Well, again, a state Supreme Court said, "Hey, this person's handcuffed and under arrest, you've got to advise him of his constitutional rights under Miranda." And again, it went to the United States Supreme Court. In 1984 in Berkemer v. McCarty, the United States Supreme Court fooled around for about 20 or 30 pages of opinion and finally concluded that there was apparently a DUI exception to the constitution. And that, "Well, we really can't tell you when you're supposed to give Miranda in a DUI case. We do know that it is later than in other types of criminal investigations." So, the U.S. Supreme Court has told us we don't know when Miranda is supposed to be given in DUI cases, but it is clearly some time later than in other cases.
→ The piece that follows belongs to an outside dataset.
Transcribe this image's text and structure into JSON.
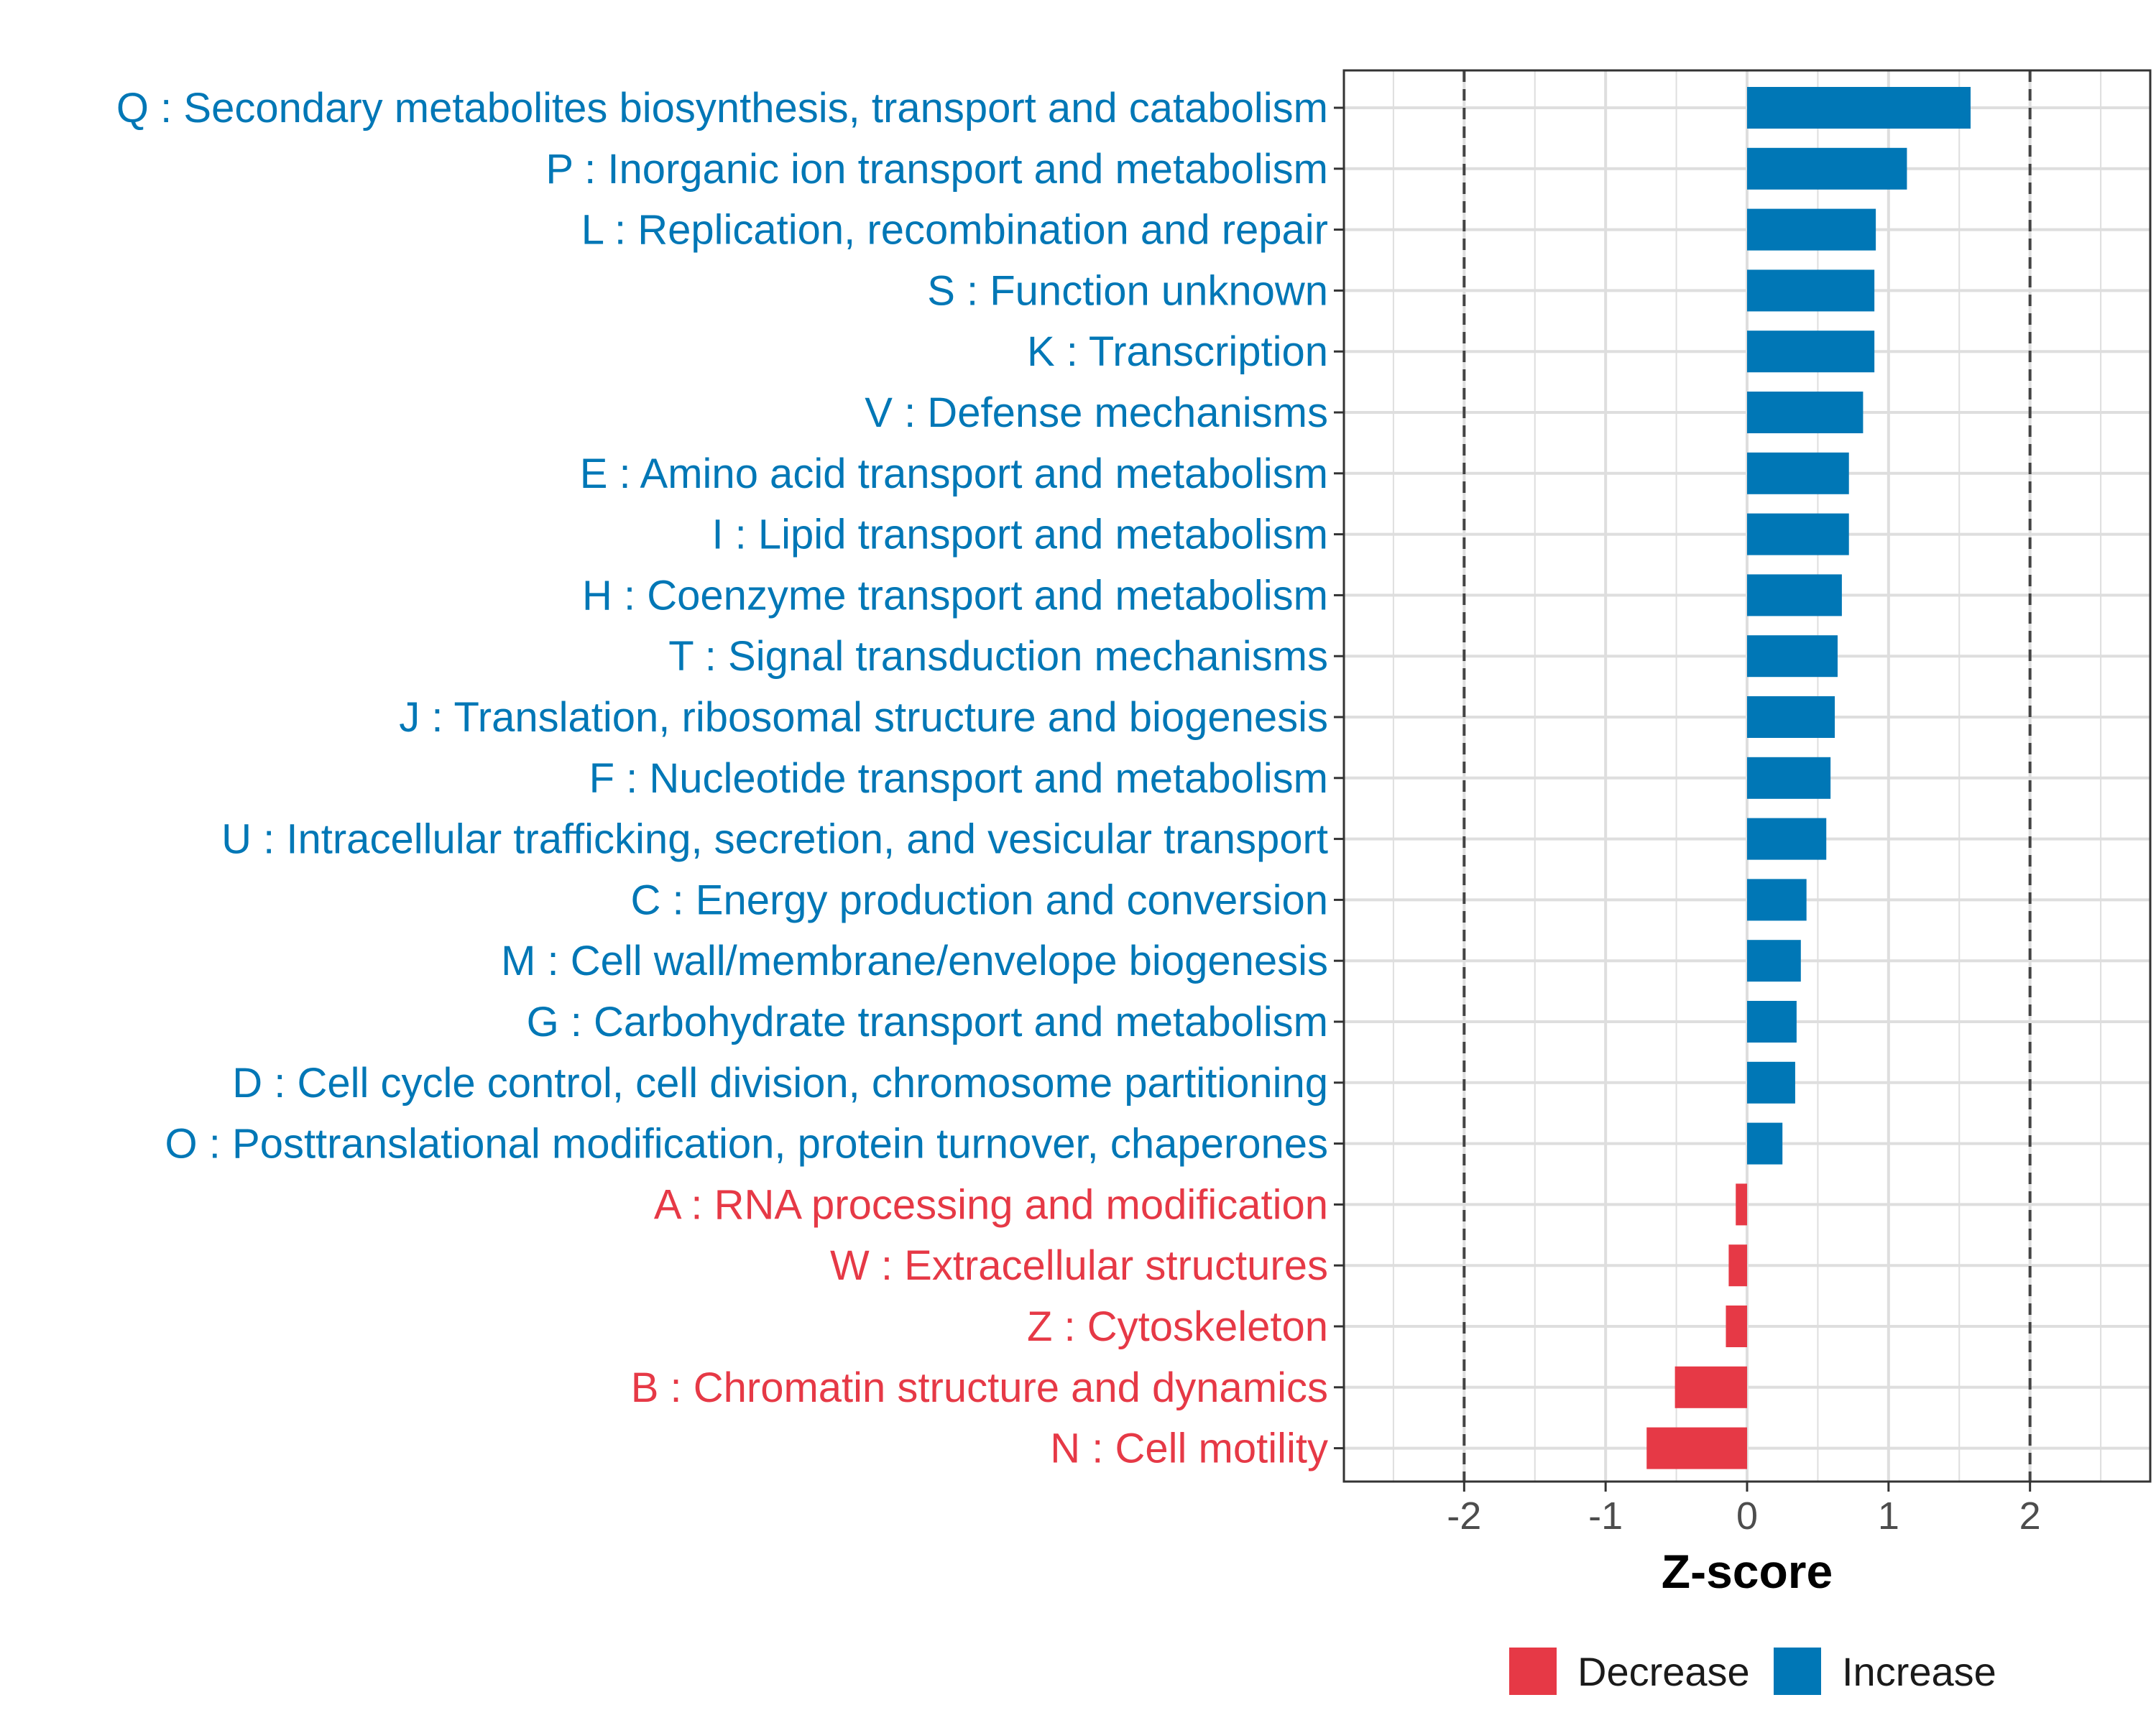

Well, about this time you arrive at the police station and the officer takes you into a room and there is this little metal box about the size of a desktop computer.  And he says breathe in here. And you say, "Wait a minute, I have a right to an attorney. Can I make a phone call?" "No," says the officer. And, he's right. However, this denial of access to an attorney is only applicable in DUI cases. He's right. You're about to give the most incriminating evidence possible to give in a DUI case and you have no right to seek the advice of an attorney as to whether to breathe into that machine or, in the alternative, to agree to submit to a urine or a blood test.

And I'm only touching on a few of the problems. In California, for example, and in many other states, the law says you have a right to choose between breath and blood. It is your choice. We have discovered in California, however, through our own Supreme Court that when the officer doesn't give you that choice — just makes you breathe into that little black box — that's okay. They're not supposed to do it, but there's no remedy. There's nothing that can be done about it, so says the California Supreme Court. You can't suppress the evidence. Well, police are not stupid, so now about half of them simply don't give you that choice, since nothing is going to happen if they don't.

Your next thought is, I don't know if I trust that little machine. Maybe I should refuse to breathe into it. I think I'm okay because, because as I remember, there's a Fifth Amendment right in the United States Constitution that I don't have to incriminate myself, and, not only that, but if it goes to trial, the prosecutor can't even refer to the fact that I've exercised my Fifth Amendment right.